I can't help but wonder whether we are all being conned by the hype of the computer industry into buying computer systems that we often do not require (and yes, I know that this is tantamount to biting the hand that feeds me). Unfortunately, that hype is essential if the industry is to 'grow' in a way which satisfies those that sit in judgement on its 'performance'.

And this is where the henidical view of technology starts to come clearer. 'Growth' in this context means getting hold of more numbers - money. This is most often needed to satisfy the expectations of City financial whizzos who sit in judgement. But they only sit in judgement on the 'performance' of that set of numbers.

Take IBM, for example. The UK bit recently announced a turnover of £3.874 billion and profits of £512 million. That is a profit of £16 every second of the day, just in this country. However, should the financial whizzos, for their own reasons and purposes, have decided it should have made £17 a second, then IBM would be deemed to have failed.
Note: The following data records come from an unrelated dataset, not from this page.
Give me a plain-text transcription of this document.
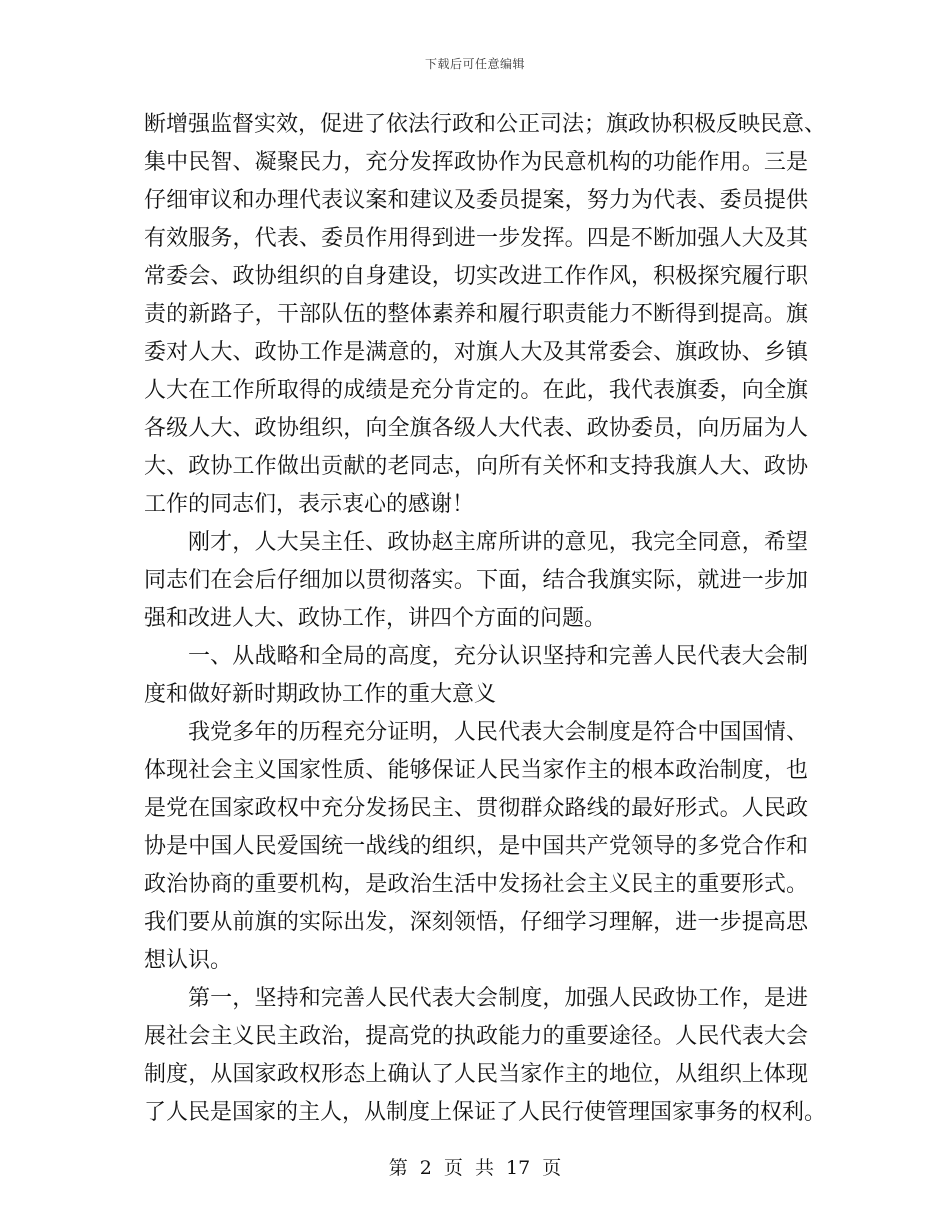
下载后可任意编辑
断增强监督实效，促进了依法行政和公正司法；旗政协积极反映民意、
集中民智、凝聚民力，充分发挥政协作为民意机构的功能作用。三是
仔细审议和办理代表议案和建议及委员提案，努力为代表、委员提供
有效服务，代表、委员作用得到进一步发挥。四是不断加强人大及其
常委会、政协组织的自身建设，切实改进工作作风，积极探究履行职
责的新路子，干部队伍的整体素养和履行职责能力不断得到提高。旗
委对人大、政协工作是满意的，对旗人大及其常委会、旗政协、乡镇
人大在工作所取得的成绩是充分肯定的。在此，我代表旗委，向全旗
各级人大、政协组织，向全旗各级人大代表、政协委员，向历届为人
大、政协工作做出贡献的老同志，向所有关怀和支持我旗人大、政协
工作的同志们，表示衷心的感谢！
刚才，人大吴主任、政协赵主席所讲的意见，我完全同意，希望
同志们在会后仔细加以贯彻落实。下面，结合我旗实际，就进一步加
强和改进人大、政协工作，讲四个方面的问题。
一、从战略和全局的高度，充分认识坚持和完善人民代表大会制
度和做好新时期政协工作的重大意义
我党多年的历程充分证明，人民代表大会制度是符合中国国情、
体现社会主义国家性质、能够保证人民当家作主的根本政治制度，也
是党在国家政权中充分发扬民主、贯彻群众路线的最好形式。人民政
协是中国人民爱国统一战线的组织，是中国共产党领导的多党合作和
政治协商的重要机构，是政治生活中发扬社会主义民主的重要形式。
我们要从前旗的实际出发，深刻领悟，仔细学习理解，进一步提高思
想认识。
第一，坚持和完善人民代表大会制度，加强人民政协工作，是进
展社会主义民主政治，提高党的执政能力的重要途径。人民代表大会
制度，从国家政权形态上确认了人民当家作主的地位，从组织上体现
了人民是国家的主人，从制度上保证了人民行使管理国家事务的权利。
第 2 页 共 17 页
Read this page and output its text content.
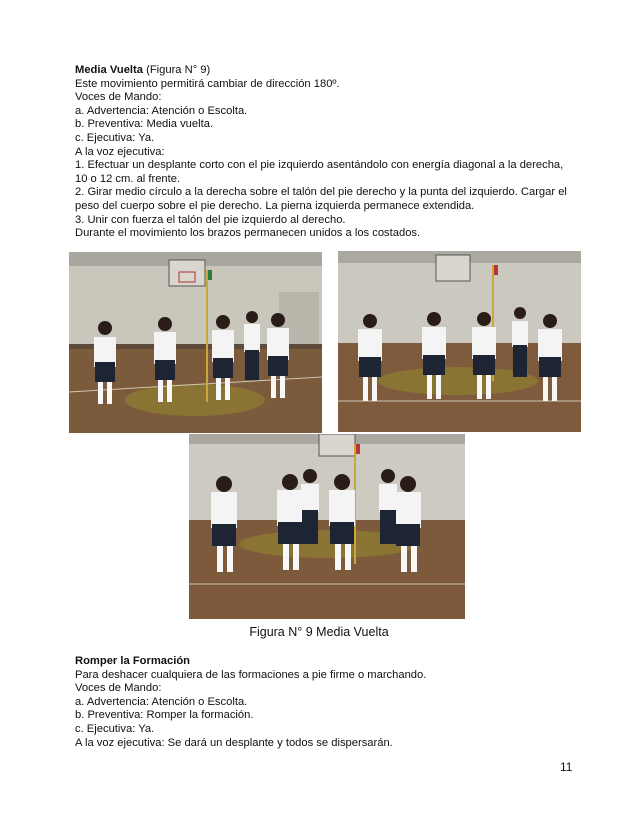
Media Vuelta (Figura N° 9)

Este movimiento permitirá cambiar de dirección 180º.

Voces de Mando:

a. Advertencia: Atención o Escolta.

b. Preventiva: Media vuelta.

c. Ejecutiva: Ya.

A la voz ejecutiva:

1. Efectuar un desplante corto con el pie izquierdo asentándolo con energía diagonal a la derecha,

10 o 12 cm. al frente.

2. Girar medio círculo a la derecha sobre el talón del pie derecho y la punta del izquierdo. Cargar el

peso del cuerpo sobre el pie derecho. La pierna izquierda permanece extendida.

3. Unir con fuerza el talón del pie izquierdo al derecho.

Durante el movimiento los brazos permanecen unidos a los costados.

Figura N° 9 Media Vuelta

Romper la Formación

Para deshacer cualquiera de las formaciones a pie firme o marchando.

Voces de Mando:

a. Advertencia: Atención o Escolta.

b. Preventiva: Romper la formación.

c. Ejecutiva: Ya.

A la voz ejecutiva: Se dará un desplante y todos se dispersarán.

11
So the company would get very emotional, and try to persuade us all to buy even more computers, just so it could match City estimates of what its numbers should do next time around.

To do that, more resources would be exploited for a tenuous reason, more toxic chemicals would leach into the ground and the water systems, and more subsistence (and arguably balanced) farmers in so-called third world countries would be turfed off the land to satisfy the demand for minerals.

Most PC users, I am sure, would rarely think of the relationship between their buying the latest 386-based mega-box to run DOS just that teensy bit faster and a starving family in some god-forsaken backwater of a country somewhere else.

If the idea of henidical technology is valid, however, then the relationship exists and we are all equally guilty. I'm not saying we should do away with the personal computer: it is a machine that offers more people power to do more good, both for themselves and others, than virtually anything else we have come up with.

I just feel that we could all think a bit more about the wider implications of our personal relationship with that keyboard and screen.